Israel and Syria look to revive peace talks while saving face


JERUSALEM -- Facing a season of danger, Israel and Syria are looking for a face-saving way to revive peace efforts that all but died two weeks ago.

On the eve of a visit by Prime Minister Ehud Barak to Washington, top Israeli officials rejected ideas to break the impasse that were floated by a British journalist with close ties to Damascus, but kept the door open for more approaches.

Patrick Seale, writing in the Arabic newspaper al-Hayat, proposed a formula to allay Israeli fears of losing control over a key water source in a redrawn border with Syria.

Seale said the proposal was his own, but as it appeared on newsstands, Syrian Foreign Minister Farouk Sharaa told Egyptian newspapers Saturday, "Land is not negotiable, but water is."

The day before, Sharaa reversed his previously negative comments about a planned Israeli withdrawal from Lebanon. He told reporters in Cairo: "Such a withdrawal is for sure supported by Syria and Lebanon because it is considered a victory for the Lebanese resistance and all the Arabs."

The new tone from Sharaa, coupled with the Seale proposal, marked the first hints of Syrian flexibility since the failure of a summit March 26 between President Clinton and Syrian President Hafez el Assad.
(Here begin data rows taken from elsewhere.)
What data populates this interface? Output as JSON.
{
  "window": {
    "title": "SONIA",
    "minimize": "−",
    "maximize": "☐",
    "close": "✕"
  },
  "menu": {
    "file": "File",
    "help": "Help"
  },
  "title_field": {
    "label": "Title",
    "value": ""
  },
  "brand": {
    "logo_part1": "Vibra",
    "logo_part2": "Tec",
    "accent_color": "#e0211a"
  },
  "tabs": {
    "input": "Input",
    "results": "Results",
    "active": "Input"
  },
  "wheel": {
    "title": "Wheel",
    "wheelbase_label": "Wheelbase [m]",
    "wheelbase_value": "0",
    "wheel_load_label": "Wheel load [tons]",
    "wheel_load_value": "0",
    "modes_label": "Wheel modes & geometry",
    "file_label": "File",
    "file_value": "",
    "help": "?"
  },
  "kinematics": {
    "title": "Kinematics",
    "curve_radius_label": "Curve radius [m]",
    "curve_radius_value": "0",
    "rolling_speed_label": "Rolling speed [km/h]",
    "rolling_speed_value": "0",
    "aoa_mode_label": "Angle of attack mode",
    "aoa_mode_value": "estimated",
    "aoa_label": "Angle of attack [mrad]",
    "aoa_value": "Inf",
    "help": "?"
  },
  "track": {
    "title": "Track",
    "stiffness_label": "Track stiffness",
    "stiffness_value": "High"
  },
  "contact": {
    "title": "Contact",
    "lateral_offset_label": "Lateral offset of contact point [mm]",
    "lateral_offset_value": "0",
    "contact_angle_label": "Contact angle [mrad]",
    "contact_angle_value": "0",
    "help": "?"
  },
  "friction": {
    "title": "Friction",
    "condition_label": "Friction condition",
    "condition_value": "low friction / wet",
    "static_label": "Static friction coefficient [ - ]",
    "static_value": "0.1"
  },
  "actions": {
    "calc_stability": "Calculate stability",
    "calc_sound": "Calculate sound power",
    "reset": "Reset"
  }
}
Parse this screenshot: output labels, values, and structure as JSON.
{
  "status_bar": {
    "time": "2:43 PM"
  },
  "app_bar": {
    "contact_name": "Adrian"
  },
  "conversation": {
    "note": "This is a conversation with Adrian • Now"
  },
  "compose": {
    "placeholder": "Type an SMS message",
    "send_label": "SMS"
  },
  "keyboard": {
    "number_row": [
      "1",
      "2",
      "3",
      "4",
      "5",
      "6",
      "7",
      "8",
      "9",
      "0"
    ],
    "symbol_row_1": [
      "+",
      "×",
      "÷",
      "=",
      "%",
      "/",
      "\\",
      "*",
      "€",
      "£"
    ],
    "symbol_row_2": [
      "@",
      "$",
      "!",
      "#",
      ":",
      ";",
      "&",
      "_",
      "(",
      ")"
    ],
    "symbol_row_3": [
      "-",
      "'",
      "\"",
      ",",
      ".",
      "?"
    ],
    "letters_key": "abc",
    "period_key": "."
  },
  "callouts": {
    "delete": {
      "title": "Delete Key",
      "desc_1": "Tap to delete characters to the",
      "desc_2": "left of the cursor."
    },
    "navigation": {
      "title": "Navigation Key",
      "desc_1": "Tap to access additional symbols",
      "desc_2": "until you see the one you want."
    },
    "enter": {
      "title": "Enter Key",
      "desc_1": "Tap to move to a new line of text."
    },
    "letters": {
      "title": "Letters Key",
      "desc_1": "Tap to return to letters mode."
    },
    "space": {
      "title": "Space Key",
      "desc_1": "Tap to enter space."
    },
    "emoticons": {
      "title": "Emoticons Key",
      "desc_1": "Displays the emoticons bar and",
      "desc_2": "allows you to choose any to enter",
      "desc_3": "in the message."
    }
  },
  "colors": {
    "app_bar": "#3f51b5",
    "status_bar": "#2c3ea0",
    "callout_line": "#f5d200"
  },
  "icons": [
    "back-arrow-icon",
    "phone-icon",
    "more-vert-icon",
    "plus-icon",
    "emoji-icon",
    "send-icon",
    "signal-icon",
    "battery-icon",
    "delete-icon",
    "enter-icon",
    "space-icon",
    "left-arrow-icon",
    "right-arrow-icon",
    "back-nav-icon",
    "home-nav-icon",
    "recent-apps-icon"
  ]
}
After that, Israeli and U.S. officials abandoned hopes of getting a deal with Syria and worked on gaining international backing for an orderly Israeli troop withdrawal from south Lebanon.

The planned withdrawal opens the prospect of new instability on the northern border, with guerrilla attacks on northern Israeli villages and heavy Israeli retaliation against Lebanon and possibly Syrian positions there.

This weekend's soundings from Syria produced a flurry of media speculation in Israel over the weekend about new hopes for Israeli-Syrian talks. Ma'ariv commentator Hemi Shalev wrote that "in the middle of the eulogy, just like in the movies, the corpse began to move."

Barak sought to lower expectations yesterday, telling a news conference, "I'm not optimistic about the chances to resume negotiations with Syria, but we left the door still open, and I don't think it would be appropriate to close it at this time."

An official in the prime minister's office said that "if the Syrians have anything to say, they'll say it through the Americans, and we'll find a way to respond. The channel for negotiations is through the Americans, and not through the press in any way."

Barak told his Cabinet yesterday that the main thrust of his meeting with Clinton tomorrow would be on advancing talks with the Palestinians and ensuring a peaceful Israeli withdrawal from South Lebanon.

But almost as he spoke, fighting on the Lebanon border offered fresh evidence that Israel's withdrawal might be anything but peaceful. A wave of shelling between Israel and Hezbollah guerrillas injured at least seven people, and a guerrilla anti-aircraft shell landed in a village inside Israel.

Clinton's summit with Assad broke down over where to draw the new border between Israel and Syria. Israel was prepared to relinquish the Golan Heights, which it captured during the 1967 war, but was unwilling to give Syria control over the eastern shore of the Sea of Galilee, which provides 30 percent of Israel's water.

Israel wants to keep a 30-foot-wide strip of shoreline fixed in the 1923 international border. Syria wants the line drawn to the point that Syria occupied as of June 4, 1967, giving it access to the lake.

At that time, Syria controlled the northeastern shore of the lake and at least intermittently was able to fish there.

Seale's proposal called for Syria to gain sovereignty over the shoreline, with Israel keeping sovereignty over the waters of the lake. Syrians would be allowed to fish, swim and vacation on the lake.

The shore area, he said, could have open access for both countries, with Israelis being able to drive around the lake as they do now. Security would be placed under a United Nations umbrella.

"All the fingerprints indicate that the idea is coming from Damascus," said Amatzia Baram, a Haifa University professor of Middle East history who knows Seale. "It's not something the Israeli government is going to reject out of hand."

On negotiations with the Palestinians, Barak told his Cabinet yesterday that parts of the West Bank abutting Jerusalem will ultimately come under Palestinian control, but a large Jewish West Bank settlement near the disputed city will be annexed to Israel.

Barak had previously rejected Palestinian Authority demands for full control of any areas adjoining Jerusalem. His announcement came as Israeli and Palestinian negotiators met in Washington to hammer out the framework of a final peace agreement.

The two negotiating teams were attempting to draft a framework for a final peace deal -- grappling with the toughest issues on the table, including borders, the status of a future Palestinian state, refugees and Jerusalem.